Voici un exemple très éloquent de la portée du dynamisme chinois: entre 2010 et 2013, la quantité de béton utilisée en Chine dans les projets de BTP a dépassé celle des États-Unis pendant le XXe siècle entier!

Une période prolongée au cours de laquelle des pays, des entreprises et des particuliers se sont trop endettés est inévitablement suivie d’une étape de «gueule de bois»

Mais cette expansion ne s’est pas avérée durable et on note des signes préoccupants quant à la santé économique de la Chine. Si les plus pessimistes pensent que la locomotive chinoise a déraillé, d’autres estiment qu’il s’agit seulement d’un ralentissement provisoire. Dans un cas comme dans l’autre, l’économie mondiale ne compte plus sur la Chine pour être le premier importateur de matières premières, ni pour servir de source de financement au reste du monde.

La faute à la dette

En tout état de cause, le ralentissement chinois n’explique pas l’anémie économique de l’Europe et des autres pays développés. L’économiste Kenneth Rogoff attribue cette fragilité à ce qu’il appelle la «fin du supercycle de la dette». Selon Rogoff, une période prolongée au cours de laquelle des pays, des entreprises et des particuliers se sont trop endettés est inévitablement suivie d’une étape de «gueule de bois», qui oblige les débiteurs à réduire l’ampleur des dettes qu’ils ont accumulées.

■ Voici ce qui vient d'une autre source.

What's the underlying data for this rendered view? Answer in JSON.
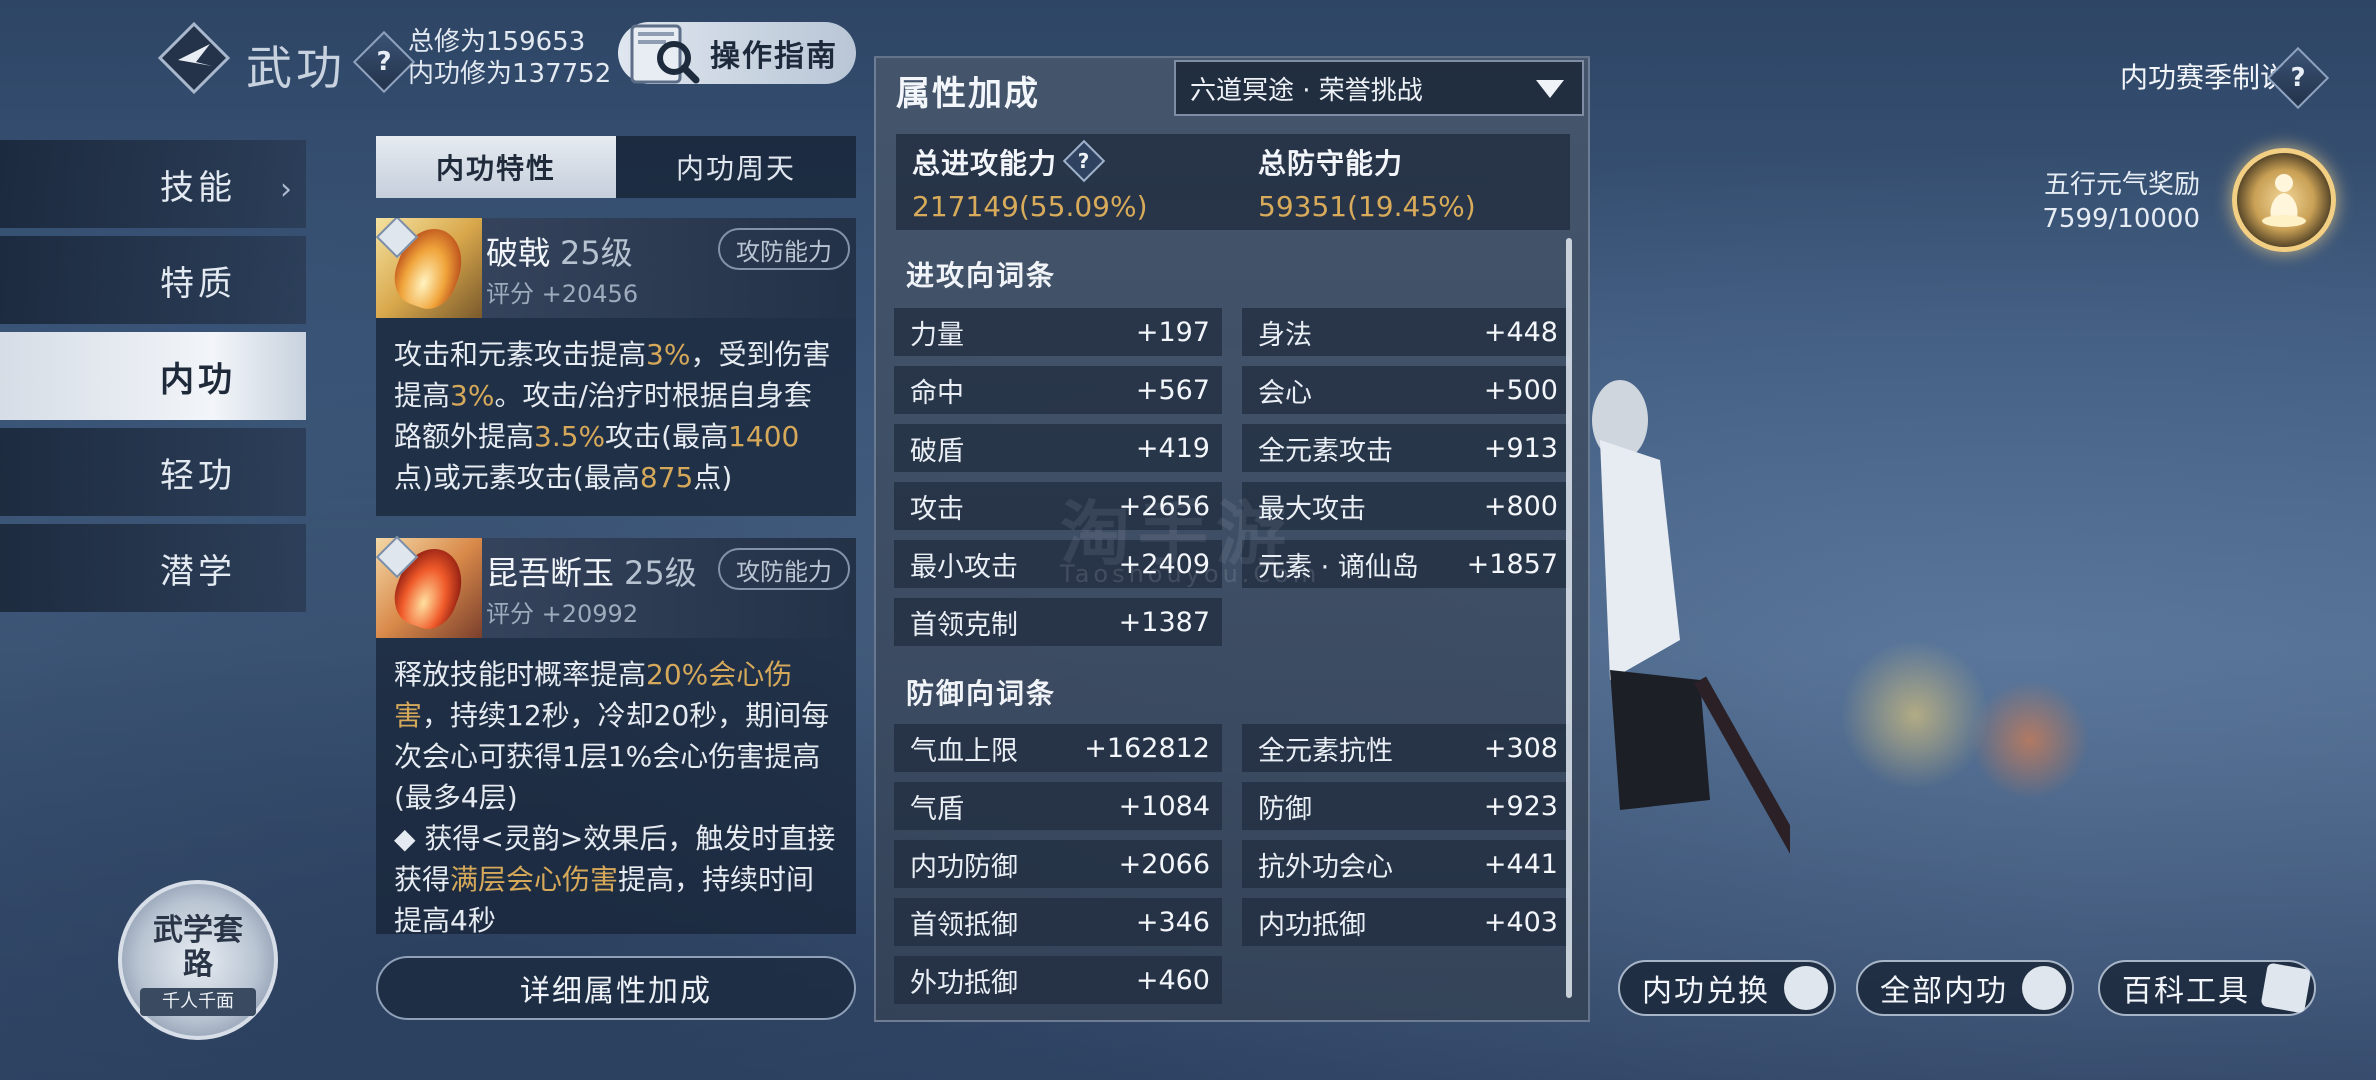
{
  "header": {
    "title": "武功",
    "total_cultivation": "总修为159653",
    "inner_cultivation": "内功修为137752",
    "guide_button": "操作指南",
    "help_icon": "question-diamond-icon"
  },
  "top_right": {
    "season_rules": "内功赛季制说明",
    "reward_label": "五行元气奖励",
    "reward_progress": "7599/10000",
    "reward_progress_value": 0.7599
  },
  "nav": {
    "items": [
      {
        "label": "技能"
      },
      {
        "label": "特质"
      },
      {
        "label": "内功"
      },
      {
        "label": "轻功"
      },
      {
        "label": "潜学"
      }
    ],
    "active_index": 2
  },
  "style_badge": {
    "title": "武学套路",
    "subtitle": "千人千面"
  },
  "skill_panel": {
    "tabs": [
      "内功特性",
      "内功周天"
    ],
    "active_tab": 0,
    "skills": [
      {
        "name": "破戟",
        "level": "25级",
        "score": "评分 +20456",
        "tag": "攻防能力",
        "desc_parts": [
          "攻击和元素攻击提高",
          "3%",
          "，受到伤害提高",
          "3%",
          "。攻击/治疗时根据自身套路额外提高",
          "3.5%",
          "攻击(最高",
          "1400",
          "点)或元素攻击(最高",
          "875",
          "点)"
        ]
      },
      {
        "name": "昆吾断玉",
        "level": "25级",
        "score": "评分 +20992",
        "tag": "攻防能力",
        "desc_parts": [
          "释放技能时概率提高",
          "20%会心伤害",
          "，持续12秒，冷却20秒，期间每次会心可获得1层1%会心伤害提高(最多4层)",
          "◆ 获得<灵韵>效果后，触发时直接获得",
          "满层会心伤害",
          "提高，持续时间提高4秒"
        ]
      }
    ],
    "detail_button": "详细属性加成"
  },
  "attr_panel": {
    "title": "属性加成",
    "mode_select": "六道冥途 · 荣誉挑战",
    "total_attack_label": "总进攻能力",
    "total_attack_value": "217149(55.09%)",
    "total_defense_label": "总防守能力",
    "total_defense_value": "59351(19.45%)",
    "attack_section": "进攻向词条",
    "attack_stats": [
      {
        "name": "力量",
        "value": "+197"
      },
      {
        "name": "身法",
        "value": "+448"
      },
      {
        "name": "命中",
        "value": "+567"
      },
      {
        "name": "会心",
        "value": "+500"
      },
      {
        "name": "破盾",
        "value": "+419"
      },
      {
        "name": "全元素攻击",
        "value": "+913"
      },
      {
        "name": "攻击",
        "value": "+2656"
      },
      {
        "name": "最大攻击",
        "value": "+800"
      },
      {
        "name": "最小攻击",
        "value": "+2409"
      },
      {
        "name": "元素 · 谪仙岛",
        "value": "+1857"
      },
      {
        "name": "首领克制",
        "value": "+1387"
      }
    ],
    "defense_section": "防御向词条",
    "defense_stats": [
      {
        "name": "气血上限",
        "value": "+162812"
      },
      {
        "name": "全元素抗性",
        "value": "+308"
      },
      {
        "name": "气盾",
        "value": "+1084"
      },
      {
        "name": "防御",
        "value": "+923"
      },
      {
        "name": "内功防御",
        "value": "+2066"
      },
      {
        "name": "抗外功会心",
        "value": "+441"
      },
      {
        "name": "首领抵御",
        "value": "+346"
      },
      {
        "name": "内功抵御",
        "value": "+403"
      },
      {
        "name": "外功抵御",
        "value": "+460"
      }
    ]
  },
  "watermark": {
    "text": "淘手游",
    "sub": "Taoshouyou.Com"
  },
  "bottom_buttons": [
    {
      "label": "内功兑换",
      "icon": "exchange-icon"
    },
    {
      "label": "全部内功",
      "icon": "cycle-icon"
    },
    {
      "label": "百科工具",
      "icon": "book-icon"
    }
  ],
  "colors": {
    "accent_gold": "#d8ab5a",
    "panel_bg": "#3e4e66"
  }
}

Devoir allouer des ressources au remboursement de leur dette limite de toute évidence leurs possibilités de consommation et d’investissement qui pourraient contribuer à la croissance. De ce point de vue, en faisant baisser l’endettement des économies, on favorise une relance de la croissance.

«Stagnation séculaire»

Le très respecté Larry Summers (ancien conseiller économique d’Obama, ndlr) n’est pas du même avis. Il reconnaît certes que l’endettement peut inhiber la croissance, mais beaucoup moins que la «stagnation séculaire» (c’est-à-dire de longue durée, ndt), à son sens la plus grave menace qui pèse sur l’économie mondiale. Cette maladie économique se caractérise par une épargne bien supérieure à l’investissement. Les facteurs qui y contribuent sont nombreux et variés: démographie et pyramide des âges; composition et répartition géographique de la main-d’œuvre dans le monde; inégalités; impact international des pays très peuplés d’Asie sur les salaires ainsi que l’emploi et intégration constante de nouvelles technologies qui font disparaître des postes en même temps qu’elles augmentent la capacité de production. Pour combattre les facteurs de stagnation, Larry Summers préconise de stimuler au maximum les économies en utilisant tous les instruments dont disposent les gouvernements.

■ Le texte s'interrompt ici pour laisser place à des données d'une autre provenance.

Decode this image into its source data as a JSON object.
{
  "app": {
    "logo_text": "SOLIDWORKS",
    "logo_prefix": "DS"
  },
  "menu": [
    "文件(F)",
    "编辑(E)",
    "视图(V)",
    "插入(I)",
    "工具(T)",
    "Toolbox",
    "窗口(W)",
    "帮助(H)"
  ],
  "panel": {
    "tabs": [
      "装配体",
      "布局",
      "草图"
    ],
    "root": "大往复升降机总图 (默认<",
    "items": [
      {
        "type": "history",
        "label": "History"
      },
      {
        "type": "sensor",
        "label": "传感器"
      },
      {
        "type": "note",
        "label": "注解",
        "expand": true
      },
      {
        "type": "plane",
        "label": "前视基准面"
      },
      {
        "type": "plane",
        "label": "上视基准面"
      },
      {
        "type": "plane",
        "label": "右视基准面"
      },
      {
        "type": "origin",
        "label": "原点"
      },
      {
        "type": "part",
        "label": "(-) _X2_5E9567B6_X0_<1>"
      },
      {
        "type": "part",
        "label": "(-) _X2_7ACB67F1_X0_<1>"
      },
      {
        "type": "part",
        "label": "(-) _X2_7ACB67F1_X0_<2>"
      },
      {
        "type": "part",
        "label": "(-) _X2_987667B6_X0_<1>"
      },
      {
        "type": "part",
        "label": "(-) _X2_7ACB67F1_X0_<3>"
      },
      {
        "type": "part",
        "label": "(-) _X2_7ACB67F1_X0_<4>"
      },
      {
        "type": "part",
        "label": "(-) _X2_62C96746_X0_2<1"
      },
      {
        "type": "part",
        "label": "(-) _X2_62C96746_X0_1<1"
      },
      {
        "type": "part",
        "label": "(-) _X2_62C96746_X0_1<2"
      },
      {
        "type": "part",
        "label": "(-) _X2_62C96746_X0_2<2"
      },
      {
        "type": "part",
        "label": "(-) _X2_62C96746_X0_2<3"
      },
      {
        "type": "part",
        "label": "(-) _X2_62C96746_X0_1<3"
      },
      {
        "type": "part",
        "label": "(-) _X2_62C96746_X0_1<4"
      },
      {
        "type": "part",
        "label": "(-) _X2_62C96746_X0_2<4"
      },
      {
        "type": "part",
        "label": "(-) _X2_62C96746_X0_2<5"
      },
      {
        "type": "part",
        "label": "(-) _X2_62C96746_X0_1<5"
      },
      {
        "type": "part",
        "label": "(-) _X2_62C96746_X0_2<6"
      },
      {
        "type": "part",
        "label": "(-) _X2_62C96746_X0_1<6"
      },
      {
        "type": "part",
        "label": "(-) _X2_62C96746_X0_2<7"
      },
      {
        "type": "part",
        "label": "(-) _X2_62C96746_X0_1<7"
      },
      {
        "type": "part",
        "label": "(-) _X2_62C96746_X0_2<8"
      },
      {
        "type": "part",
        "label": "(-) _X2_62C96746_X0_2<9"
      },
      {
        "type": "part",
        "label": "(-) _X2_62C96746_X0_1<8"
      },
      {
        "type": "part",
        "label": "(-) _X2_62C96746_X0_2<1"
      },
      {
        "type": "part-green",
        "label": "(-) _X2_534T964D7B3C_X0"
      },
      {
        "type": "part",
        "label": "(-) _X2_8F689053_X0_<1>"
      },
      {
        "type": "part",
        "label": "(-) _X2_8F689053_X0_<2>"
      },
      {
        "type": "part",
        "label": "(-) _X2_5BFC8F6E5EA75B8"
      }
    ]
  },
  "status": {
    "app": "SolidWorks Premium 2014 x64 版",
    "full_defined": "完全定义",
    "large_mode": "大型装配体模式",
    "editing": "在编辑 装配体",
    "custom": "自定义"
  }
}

Compatibles entre elles, ces quatre analyses sont toutes valables en cela qu’elles présentent un aspect particulier de la réalité économique mondiale. Toutes portent à croire, malheureusement, que la crise ne touche pas encore à sa fin, bien que certains pays montrent déjà des signes de redressement. Un constat principal se dégage de cette situation: désormais, les gouvernements paieront plus vite un plus lourd tribut à leurs erreurs sur le front économique. En outre, l’improvisation, le populisme ou les tentatives de bricolage sont illusoires et ne feront que prolonger la crise.